Quelle est actuellement la popularité des 24 Heures du Mans aux USA ? Est-elle plus forte, ou moins forte, au contraire ?
Vous posez une question personnelle et c’est très difficile pour un (ancien) avocat d’y répondre !
Pour être honnête, la dernière fois qu’une Mirage a couru au Mans (ou a essayé de courir), c’était en 1982 (ci-dessus) avec Mario,Michael Andretti et Philippe Alliot à bord de la Mirage M12 Group C, même si personnellement ce ne fut pas une expérience très agréable en raison de la politique (habituelle) qui y fut appliquée (ci-dessous en 1982, Mario Andretti, John Wyer, John Horsman, Michael Andretti et Harley Cluxton) .
La course la plus célèbre du monde se courait encore en 1982 sur le même circuit qu’en 1970 .
Remontons le temps jusqu’en 2011. Je revenais au Mans pour la première fois, ayant été invité par le Club des Pilotes de l’ACO. J’ai été franchement choqué pour mon retour de voir que Le Mans de Phil Hill, Dan Gurney, Jacky Ickx, Gérard Larrousse et Derek Bell, Le Mans rendu encore plus célèbre par le Le Mans de Steve McQueen, celui que j’avais vécu et respecté, avait disparu.

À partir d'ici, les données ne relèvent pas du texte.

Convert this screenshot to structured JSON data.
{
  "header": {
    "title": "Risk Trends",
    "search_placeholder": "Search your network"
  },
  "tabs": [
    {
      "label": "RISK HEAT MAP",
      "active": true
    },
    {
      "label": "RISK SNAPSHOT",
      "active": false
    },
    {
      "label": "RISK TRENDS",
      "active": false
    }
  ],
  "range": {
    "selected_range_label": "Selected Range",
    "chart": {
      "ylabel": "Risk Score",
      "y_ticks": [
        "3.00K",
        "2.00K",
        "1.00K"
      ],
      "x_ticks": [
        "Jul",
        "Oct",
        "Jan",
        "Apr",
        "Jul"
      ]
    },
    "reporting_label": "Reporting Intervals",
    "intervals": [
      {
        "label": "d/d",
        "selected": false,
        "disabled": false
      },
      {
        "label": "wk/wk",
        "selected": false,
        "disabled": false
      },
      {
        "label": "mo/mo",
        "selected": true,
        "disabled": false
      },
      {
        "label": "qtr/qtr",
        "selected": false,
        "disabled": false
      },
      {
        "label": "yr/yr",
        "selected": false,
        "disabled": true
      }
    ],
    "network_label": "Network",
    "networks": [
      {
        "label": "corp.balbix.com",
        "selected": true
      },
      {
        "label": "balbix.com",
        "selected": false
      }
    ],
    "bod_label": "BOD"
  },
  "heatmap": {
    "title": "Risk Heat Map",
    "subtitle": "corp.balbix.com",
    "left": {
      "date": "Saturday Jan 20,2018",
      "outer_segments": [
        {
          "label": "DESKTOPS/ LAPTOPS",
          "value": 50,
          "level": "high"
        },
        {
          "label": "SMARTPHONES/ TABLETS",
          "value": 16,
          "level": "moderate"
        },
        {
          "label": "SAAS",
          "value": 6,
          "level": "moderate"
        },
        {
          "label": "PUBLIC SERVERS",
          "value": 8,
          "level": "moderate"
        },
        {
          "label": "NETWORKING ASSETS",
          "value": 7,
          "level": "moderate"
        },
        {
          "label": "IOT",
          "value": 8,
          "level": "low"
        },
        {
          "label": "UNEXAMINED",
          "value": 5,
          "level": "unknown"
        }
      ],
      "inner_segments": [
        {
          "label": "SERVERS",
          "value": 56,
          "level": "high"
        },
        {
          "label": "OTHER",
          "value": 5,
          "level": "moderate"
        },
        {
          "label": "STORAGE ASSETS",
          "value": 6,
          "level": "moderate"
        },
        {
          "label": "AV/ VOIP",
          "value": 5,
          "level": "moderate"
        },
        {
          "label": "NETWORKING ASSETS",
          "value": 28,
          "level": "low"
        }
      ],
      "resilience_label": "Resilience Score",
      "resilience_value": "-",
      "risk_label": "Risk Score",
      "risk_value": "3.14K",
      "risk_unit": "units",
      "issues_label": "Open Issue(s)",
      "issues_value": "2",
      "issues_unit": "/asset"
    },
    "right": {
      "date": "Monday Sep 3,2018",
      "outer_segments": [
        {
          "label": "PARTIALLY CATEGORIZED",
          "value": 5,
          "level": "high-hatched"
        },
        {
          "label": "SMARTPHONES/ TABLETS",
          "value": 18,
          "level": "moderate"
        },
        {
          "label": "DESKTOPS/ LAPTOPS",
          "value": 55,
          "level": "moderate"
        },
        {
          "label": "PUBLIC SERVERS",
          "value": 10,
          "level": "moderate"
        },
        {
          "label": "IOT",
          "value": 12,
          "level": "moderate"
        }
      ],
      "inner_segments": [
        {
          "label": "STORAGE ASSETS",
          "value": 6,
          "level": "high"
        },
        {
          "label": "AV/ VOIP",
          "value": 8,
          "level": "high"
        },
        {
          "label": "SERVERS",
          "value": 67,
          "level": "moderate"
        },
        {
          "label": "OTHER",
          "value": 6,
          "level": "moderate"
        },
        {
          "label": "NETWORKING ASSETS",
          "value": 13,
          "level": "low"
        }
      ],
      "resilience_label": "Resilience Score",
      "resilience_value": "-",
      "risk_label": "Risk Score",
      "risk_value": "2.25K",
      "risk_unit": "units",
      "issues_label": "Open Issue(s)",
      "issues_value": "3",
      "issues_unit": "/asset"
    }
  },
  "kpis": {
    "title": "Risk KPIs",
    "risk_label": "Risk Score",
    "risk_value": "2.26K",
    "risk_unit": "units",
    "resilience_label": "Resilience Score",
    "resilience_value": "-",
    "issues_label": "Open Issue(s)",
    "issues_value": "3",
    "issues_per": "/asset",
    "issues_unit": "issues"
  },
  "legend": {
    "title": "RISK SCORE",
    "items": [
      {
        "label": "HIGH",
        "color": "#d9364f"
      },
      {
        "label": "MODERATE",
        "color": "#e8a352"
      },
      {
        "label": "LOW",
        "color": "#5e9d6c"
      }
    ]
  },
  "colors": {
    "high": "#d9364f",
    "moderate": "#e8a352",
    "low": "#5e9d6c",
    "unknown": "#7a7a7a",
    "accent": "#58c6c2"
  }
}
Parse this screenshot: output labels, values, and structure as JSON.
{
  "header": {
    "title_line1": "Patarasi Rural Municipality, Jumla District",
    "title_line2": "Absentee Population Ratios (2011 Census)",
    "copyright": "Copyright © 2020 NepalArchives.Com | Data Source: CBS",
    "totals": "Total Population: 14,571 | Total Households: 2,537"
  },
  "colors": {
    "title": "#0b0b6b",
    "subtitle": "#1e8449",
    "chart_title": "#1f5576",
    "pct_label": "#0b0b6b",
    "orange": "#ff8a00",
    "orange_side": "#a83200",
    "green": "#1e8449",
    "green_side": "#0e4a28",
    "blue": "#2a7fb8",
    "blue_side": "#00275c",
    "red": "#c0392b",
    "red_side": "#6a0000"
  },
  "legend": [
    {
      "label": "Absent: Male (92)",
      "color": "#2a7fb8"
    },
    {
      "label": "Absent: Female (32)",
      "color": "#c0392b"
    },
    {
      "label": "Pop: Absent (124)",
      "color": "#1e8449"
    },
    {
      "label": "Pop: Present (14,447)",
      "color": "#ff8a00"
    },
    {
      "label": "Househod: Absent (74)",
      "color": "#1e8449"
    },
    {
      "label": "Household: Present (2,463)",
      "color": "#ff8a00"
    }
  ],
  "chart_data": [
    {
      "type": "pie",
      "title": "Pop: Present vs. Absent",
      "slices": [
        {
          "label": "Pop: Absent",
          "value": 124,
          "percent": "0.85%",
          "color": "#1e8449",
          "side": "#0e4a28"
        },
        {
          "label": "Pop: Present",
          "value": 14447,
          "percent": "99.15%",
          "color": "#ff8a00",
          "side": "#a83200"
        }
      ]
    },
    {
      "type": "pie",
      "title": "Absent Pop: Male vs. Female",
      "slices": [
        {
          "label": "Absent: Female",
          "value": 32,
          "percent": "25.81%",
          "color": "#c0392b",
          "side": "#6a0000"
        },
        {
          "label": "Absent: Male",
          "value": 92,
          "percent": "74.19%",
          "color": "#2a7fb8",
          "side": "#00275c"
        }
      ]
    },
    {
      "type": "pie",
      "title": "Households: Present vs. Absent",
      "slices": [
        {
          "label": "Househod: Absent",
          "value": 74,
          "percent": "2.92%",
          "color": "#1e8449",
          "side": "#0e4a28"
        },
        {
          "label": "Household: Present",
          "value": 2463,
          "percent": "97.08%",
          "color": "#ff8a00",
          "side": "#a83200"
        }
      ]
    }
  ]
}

Je pense que la course la plus célèbre du monde est maintenant dénaturée avec un circuit qui semble maintenant avoir plus de chicanes que de virages !
Pour répondre à votre question, à mon avis, la popularité du Mans reste bonne aux USA à cause de la télévision, ceci ajouté au retour de Ford contre Chevrolet dans leur catégorie. Il va être très intéressant de voir comment l’ACO compte faire pour répondre à l’absence de Peugeot, Audi et Porsche en LMP1, avec des modifications de la réglementation qui vont finalement uniformiser le niveau pour les constructeurs indépendants.
C’est sûr cependant que Le Mans est toujours la course la plus célèbre du monde. Cependant désormais l’ACO est confrontée à une tâche presque impossible avec la perte de quinze années d’Audi et de cinq années de Porsche avec les dégâts faits au LMP1 avec leur départ qui laisse Toyota seul pour lutter contre la horde des LMP2 plus abordables financièrement, qui reniflent l’odeur du sang et qui se battent toutes pour une victoire au général dans la plus grande course du monde.”
Plusieurs Mirage courent (et gagnent) tous les deux ans au Mans Classic. Est-ce que GTC a encore quelque à voir dans leur préparation ?
“J’aimerais pouvoir dire que les affaires vont très bien grâce à notre soutien aux clients de Mirage dans les courses historiques, mais ce n’est pas vraiment le cas parce qu’elles continuent à gagner et que rien ne semble jamais casser !”
Nous remercions vivement Harley Cluxton pour ses propos et les photos d’archives. Nous remercions également Christian Vignon et Luc Joly pour leurs photos.